Open Assembly has focused on two problems: textbooks are no longer affordable, and open educational resources, while a very promising alternative, are not yet up to par, said Enders. The amount of financial pain is huge for students, especially those at community and public colleges, up to 50 percent of whose educational expenses are for textbooks and supplies.

At the same time, the educational industry is currently making the transition from print to digital media, and most estimates are that digital is going to surpass print by 2018, she noted.

“What we want to do, and what we’ve been working on with McGraw-Hill for the last year and a half, is actually create a software as a service (SaaS) platform that allows you to combine both premium paid content and open resources,” said Enders.

“So our solution is that you [students and professors] should be able to create affordable playlists using any kind of digital media you want.” Instructors assemble their resources. “We’ve negotiated with McGraw-Hill to sell their content at the chapter level through our platform,” which is what makes it affordable, Enders noted. The team plans to enhance the quality of free, open resources by curating them with a community of users, tagging them to the latest standards and presenting them the way students want to engage with them.

Playlists can be customized for any group of students or an individual student. They will be able to personalize the offerings themselves through tools they pay for, Enders added. The playlists will be released as a product called a coursebook, which contains all the content, is interactive and uses multimedia. It can have a lot of paid content or none at all.

Open Assembly believes it will make money by sharing revenue with content providers and with teachers who are playlist authors. It will implement licensing fees for institutions and students, and will charge all users for premium features. The company is hoping to raise $600,000 initially.

“We’ve figured out in our talks with McGraw-Hill and other content producers that the first company that can create a high-quality digital course product for $30 to $40 wins the race,” she concluded.

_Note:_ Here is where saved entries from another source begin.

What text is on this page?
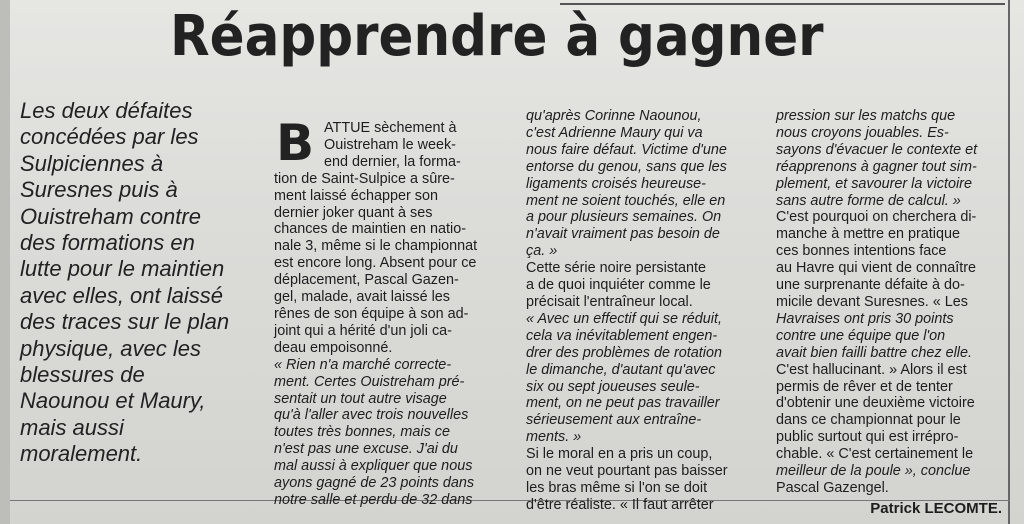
Réapprendre à gagner
Les deux défaites
concédées par les
Sulpiciennes à
Suresnes puis à
Ouistreham contre
des formations en
lutte pour le maintien
avec elles, ont laissé
des traces sur le plan
physique, avec les
blessures de
Naounou et Maury,
mais aussi
moralement.
B ATTUE sèchement à
Ouistreham le week-
end dernier, la forma-
tion de Saint-Sulpice a sûre-
ment laissé échapper son
dernier joker quant à ses
chances de maintien en natio-
nale 3, même si le championnat
est encore long. Absent pour ce
déplacement, Pascal Gazen-
gel, malade, avait laissé les
rênes de son équipe à son ad-
joint qui a hérité d'un joli ca-
deau empoisonné.
« Rien n'a marché correcte-
ment. Certes Ouistreham pré-
sentait un tout autre visage
qu'à l'aller avec trois nouvelles
toutes très bonnes, mais ce
n'est pas une excuse. J'ai du
mal aussi à expliquer que nous
ayons gagné de 23 points dans
notre salle et perdu de 32 dans
qu'après Corinne Naounou,
c'est Adrienne Maury qui va
nous faire défaut. Victime d'une
entorse du genou, sans que les
ligaments croisés heureuse-
ment ne soient touchés, elle en
a pour plusieurs semaines. On
n'avait vraiment pas besoin de
ça. »
Cette série noire persistante
a de quoi inquiéter comme le
précisait l'entraîneur local.
« Avec un effectif qui se réduit,
cela va inévitablement engen-
drer des problèmes de rotation
le dimanche, d'autant qu'avec
six ou sept joueuses seule-
ment, on ne peut pas travailler
sérieusement aux entraîne-
ments. »
Si le moral en a pris un coup,
on ne veut pourtant pas baisser
les bras même si l'on se doit
d'être réaliste. « Il faut arrêter
pression sur les matchs que
nous croyons jouables. Es-
sayons d'évacuer le contexte et
réapprenons à gagner tout sim-
plement, et savourer la victoire
sans autre forme de calcul. »
C'est pourquoi on cherchera di-
manche à mettre en pratique
ces bonnes intentions face
au Havre qui vient de connaître
une surprenante défaite à do-
micile devant Suresnes. « Les
Havraises ont pris 30 points
contre une équipe que l'on
avait bien failli battre chez elle.
C'est hallucinant. » Alors il est
permis de rêver et de tenter
d'obtenir une deuxième victoire
dans ce championnat pour le
public surtout qui est irrépro-
chable. « C'est certainement le
meilleur de la poule », conclue
Pascal Gazengel.
Patrick LECOMTE.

Adnan Qadeer, CEO of NJIT Enterprise Development Center company Allweb Technologies (Newark), which covered here, discussed his fingerprint biometric authentication software. The product lets users forget their passwords and protects their identities. The system offers two-step authentication as an alternative to fingerprint authentication.

“Wouldn’t it be nice for all of us to have a solution that can protect our online identity and also help us remember our passwords?” Qadeer asked the attendees. AllWebID, his product, “can do this on any device, anywhere in the world,” he said.

After surveying the many competitors now in this field, Qadeer noted that while each focuses on a particular piece of the solution, none creates an overall solution, as does AllWebID. He added that the company is first focusing on consumers and online education “because of the needs and the synergies in those spaces.”

“We are looking for $1 million in funding to commercialize the solution, said Qadeer. “We have already invested a million to bring the technology to this stage.”